Aerodynamic characteristics and respiratory deposition of fungal fragments

The purpose of this study was to investigate the aerodynamic characteristics of fungal fragments and to estimate their respiratory deposition. Fragments and spores of three different fungal species (Aspergillus versicolor, Penicillium melinii, and Stachybotrys chartarum) were aerosolized by the fungal spore source strength tester (FSSST). An electrical low-pressure impactor (ELPI) measured the size distribution in real-time and collected the aerosolized fungal particles simultaneously onto 12 impactor stages in the size range of 0.3–10 μm utilizing water-soluble ZEF-X10 coating of the impaction stages to prevent spore bounce. For S. chartarum, the average concentration of released fungal fragments was 380 particles cm−3, which was about 514 times higher than that of spores.

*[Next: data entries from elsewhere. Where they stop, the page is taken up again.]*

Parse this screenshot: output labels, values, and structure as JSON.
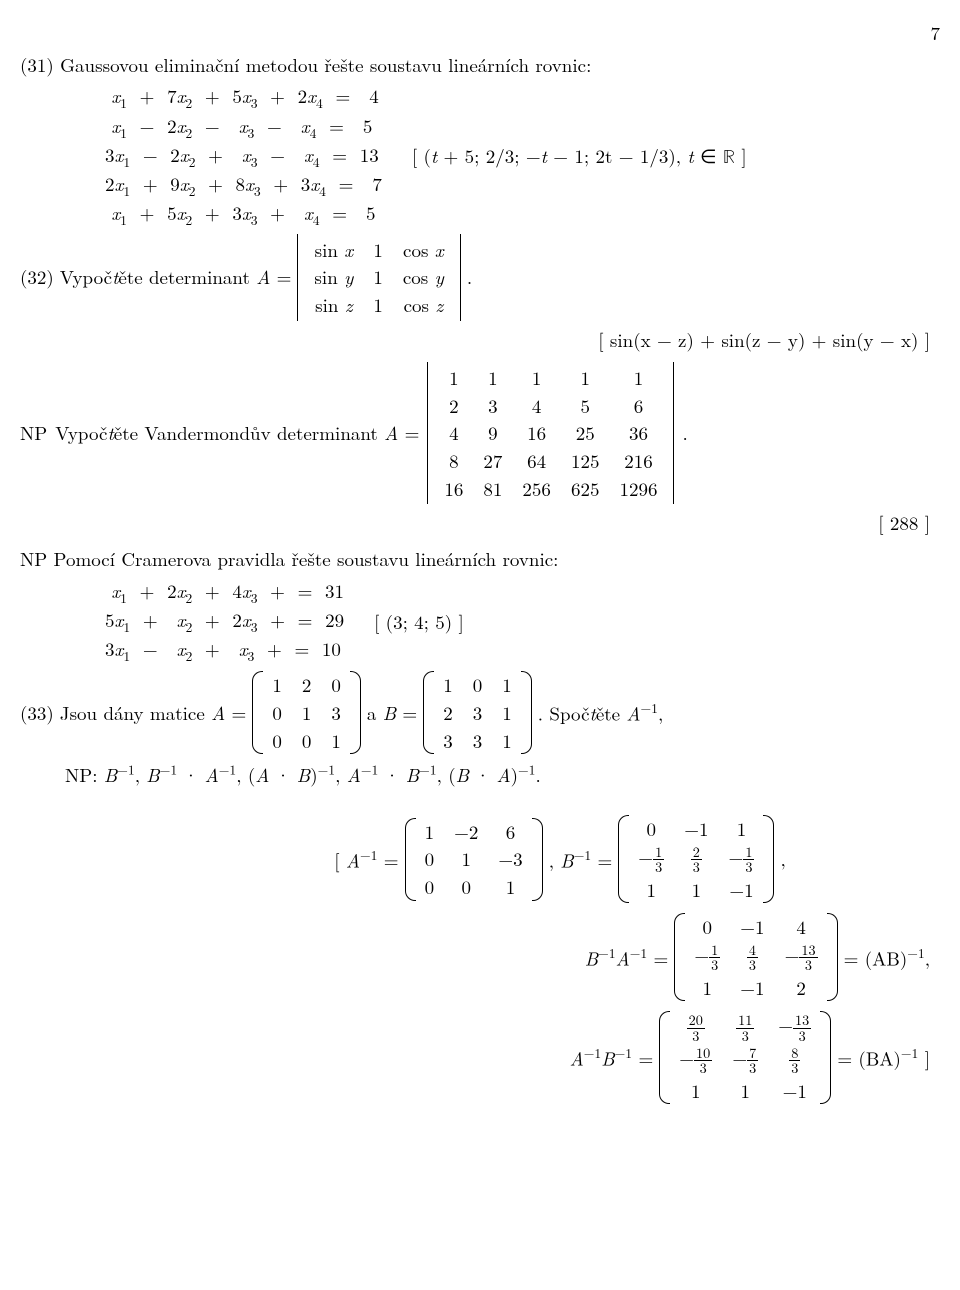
{
  "page_number": "7",
  "p31": {
    "label": "(31)",
    "text": "Gaussovou eliminační metodou řešte soustavu lineárních rovnic:",
    "system": [
      " x₁  +  7x₂  +  5x₃  +  2x₄  =   4",
      " x₁  −  2x₂  −   x₃  −   x₄  =   5",
      "3x₁  −  2x₂  +   x₃  −   x₄  =  13",
      "2x₁  +  9x₂  +  8x₃  +  3x₄  =   7",
      " x₁  +  5x₂  +  3x₃  +   x₄  =   5"
    ],
    "answer": "[ (t + 5; 2/3; −t − 1; 2t − 1/3), t ∈ ℝ ]"
  },
  "p32": {
    "label": "(32)",
    "text_before": "Vypočtěte determinant A =",
    "matrix": [
      [
        "sin x",
        "1",
        "cos x"
      ],
      [
        "sin y",
        "1",
        "cos y"
      ],
      [
        "sin z",
        "1",
        "cos z"
      ]
    ],
    "period": ".",
    "answer": "[ sin(x − z) + sin(z − y) + sin(y − x) ]"
  },
  "np_vander": {
    "label": "NP",
    "text": "Vypočtěte Vandermondův determinant A =",
    "matrix": [
      [
        "1",
        "1",
        "1",
        "1",
        "1"
      ],
      [
        "2",
        "3",
        "4",
        "5",
        "6"
      ],
      [
        "4",
        "9",
        "16",
        "25",
        "36"
      ],
      [
        "8",
        "27",
        "64",
        "125",
        "216"
      ],
      [
        "16",
        "81",
        "256",
        "625",
        "1296"
      ]
    ],
    "period": ".",
    "answer": "[ 288 ]"
  },
  "np_cramer": {
    "label": "NP",
    "text": "Pomocí Cramerova pravidla řešte soustavu lineárních rovnic:",
    "system": [
      " x₁  +  2x₂  +  4x₃  +  =  31",
      "5x₁  +   x₂  +  2x₃  +  =  29",
      "3x₁  −   x₂  +   x₃  +  =  10"
    ],
    "answer": "[ (3; 4; 5) ]"
  },
  "p33": {
    "label": "(33)",
    "text_before": "Jsou dány matice A =",
    "matA": [
      [
        "1",
        "2",
        "0"
      ],
      [
        "0",
        "1",
        "3"
      ],
      [
        "0",
        "0",
        "1"
      ]
    ],
    "text_mid": " a B =",
    "matB": [
      [
        "1",
        "0",
        "1"
      ],
      [
        "2",
        "3",
        "1"
      ],
      [
        "3",
        "3",
        "1"
      ]
    ],
    "text_after": ". Spočtěte A⁻¹,",
    "np_line": "NP: B⁻¹, B⁻¹ · A⁻¹, (A · B)⁻¹, A⁻¹ · B⁻¹, (B · A)⁻¹."
  },
  "answers_block": {
    "open": "[ A⁻¹ =",
    "Ainv": [
      [
        "1",
        "−2",
        "6"
      ],
      [
        "0",
        "1",
        "−3"
      ],
      [
        "0",
        "0",
        "1"
      ]
    ],
    "sep1": ", B⁻¹ =",
    "Binv": [
      [
        "0",
        "−1",
        "1"
      ],
      [
        "−<frac>1|3</frac>",
        "<frac>2|3</frac>",
        "−<frac>1|3</frac>"
      ],
      [
        "1",
        "1",
        "−1"
      ]
    ],
    "comma": ",",
    "line2_lhs": "B⁻¹A⁻¹ =",
    "BinvAinv": [
      [
        "0",
        "−1",
        "4"
      ],
      [
        "−<frac>1|3</frac>",
        "<frac>4|3</frac>",
        "−<frac>13|3</frac>"
      ],
      [
        "1",
        "−1",
        "2"
      ]
    ],
    "line2_rhs": "= (AB)⁻¹,",
    "line3_lhs": "A⁻¹B⁻¹ =",
    "AinvBinv": [
      [
        "<frac>20|3</frac>",
        "<frac>11|3</frac>",
        "−<frac>13|3</frac>"
      ],
      [
        "−<frac>10|3</frac>",
        "−<frac>7|3</frac>",
        "<frac>8|3</frac>"
      ],
      [
        "1",
        "1",
        "−1"
      ]
    ],
    "line3_rhs": "= (BA)⁻¹ ]"
  }
}
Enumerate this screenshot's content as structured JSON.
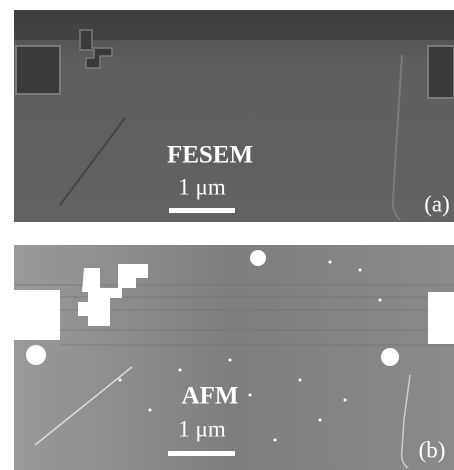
{
  "panels": [
    {
      "technique": "FESEM",
      "scale": "1 μm",
      "label": "(a)"
    },
    {
      "technique": "AFM",
      "scale": "1 μm",
      "label": "(b)"
    }
  ]
}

A. versicolor was found to release comparable amount of spores and fragments. Microscopic analysis confirmed that S. chartarum and A. versicolor did not show any significant spore bounce, whereas the size distribution of P. melinii fragments was masked by spore bounce. Respiratory deposition was calculated using a computer-based model, LUDEP 2.07, for an adult male and a 3-month-old infant utilizing the database on the concentration and size distribution of S. chartarum and A. versicolor aerosols measured by the ELPI. Total deposition fractions for fragments and spores were 27–46% and 84–95%, respectively, showing slightly higher values in an infant than in an adult. For S. chartarum, fragments demonstrated 230–250 fold higher respiratory deposition than spores, while the number of deposited fragments and spores of A. versicolor were comparable. It was revealed that the deposition ratio (the number of deposited fragments divided by that of deposited spores) in the lower airways for an infant was 4–5 times higher than that for an adult. As fungal fragments have been shown to contain mycotoxins and antigens, further exposure assessment should include the measurement of fungal fragments for evaluating mold exposures in damp buildings.